Monday, February 26, 2018

A Few Thoughts on Easy Versus Hard (Part 3)


When Draft Doggers Become Tenured.

When I went to college I had a number of friends who were committed to staying in college as long as they could to maintain their educational deferment.  I am pretty sure my little college was not unique in its role as a shelter for those who felt the war in Southeast Asia was wrong, or who wished to avoid the draft and not have to flee to Canada.  I suspect there were a significant number of people who found in this path a career option in education, where their belief that capitalism and US Imperialism could be supported, and young minds correctly educated to address the problems they saw with our views of exceptionalism.

When you look at how much the university system has expanded from the 1950’s and look at the cost increases associated with that growth it takes little effort to understand how lucrative the college industry really is.  The government has pushed college as the way to a comfortable life -- probably in response to all the lobbying, the college industry has done to convince everyone they will make great students.

Today, Harvard University with its 22,000 students has an endowment of over $37 billion[i] which provides roughly 35% of its operating budget.  Public release of salaries like Elizabeth Warren's suggests it is more than willing to pay roughly $500,000 a year for professors teaching a single course.

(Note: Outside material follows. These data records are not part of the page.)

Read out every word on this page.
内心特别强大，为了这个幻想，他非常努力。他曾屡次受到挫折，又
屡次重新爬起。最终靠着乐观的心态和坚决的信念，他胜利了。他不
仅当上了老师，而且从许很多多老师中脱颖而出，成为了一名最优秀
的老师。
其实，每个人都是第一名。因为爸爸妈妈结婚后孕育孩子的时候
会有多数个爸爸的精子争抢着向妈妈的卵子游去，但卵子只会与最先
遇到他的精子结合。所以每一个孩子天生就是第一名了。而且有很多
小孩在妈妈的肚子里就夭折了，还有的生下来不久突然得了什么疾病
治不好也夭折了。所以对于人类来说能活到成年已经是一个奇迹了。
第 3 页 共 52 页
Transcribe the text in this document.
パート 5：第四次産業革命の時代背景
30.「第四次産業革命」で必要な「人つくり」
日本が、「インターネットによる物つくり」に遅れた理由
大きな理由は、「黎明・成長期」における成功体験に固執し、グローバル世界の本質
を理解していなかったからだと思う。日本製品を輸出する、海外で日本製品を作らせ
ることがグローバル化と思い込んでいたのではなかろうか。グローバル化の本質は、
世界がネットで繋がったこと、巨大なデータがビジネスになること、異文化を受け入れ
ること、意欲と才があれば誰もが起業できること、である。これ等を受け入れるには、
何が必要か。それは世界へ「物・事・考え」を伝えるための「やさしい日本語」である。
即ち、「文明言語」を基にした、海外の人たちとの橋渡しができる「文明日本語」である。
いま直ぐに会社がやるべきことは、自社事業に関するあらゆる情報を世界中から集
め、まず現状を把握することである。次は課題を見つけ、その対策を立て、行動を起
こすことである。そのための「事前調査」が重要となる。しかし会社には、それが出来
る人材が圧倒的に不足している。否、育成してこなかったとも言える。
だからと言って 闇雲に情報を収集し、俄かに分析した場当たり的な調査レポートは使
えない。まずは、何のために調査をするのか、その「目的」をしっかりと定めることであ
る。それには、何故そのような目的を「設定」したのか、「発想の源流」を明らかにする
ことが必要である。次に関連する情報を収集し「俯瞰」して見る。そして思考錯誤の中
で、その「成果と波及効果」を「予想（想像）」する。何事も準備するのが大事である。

With that type of funding, there is an inevitable isolation that removes the professional staff from the economic realities faced by the average middle-class American.  This is, I believe, also a sense of entitlement that encourages those same isolated individuals to believe they know better than others what is right, and what is wrong.

Over the past forty years the elders who had actually seen the evil of Communism, Fascism, and Japanese aggression first hand slowly aged into retirement.  The college communities began to look at themselves as the bastions for progressive thought, but only if those thoughts originated from like-minded organizations.  We see in today’s universities the products of group-think and closed political dogma where under the banner or diversity the only agendas allowed are in support of groups they view as oppressed. 

Into this thought-limiting mill we send the impressionable high school graduates fresh from the four years of indoctrination by those who would convince them to follow in their path and go to college to “expand their mind.”  From these same institutions, we receive back the young teachers who believe it is their mission to educate our young with the right way of thinking.  To aid them in this mission we have introduced the latest technology.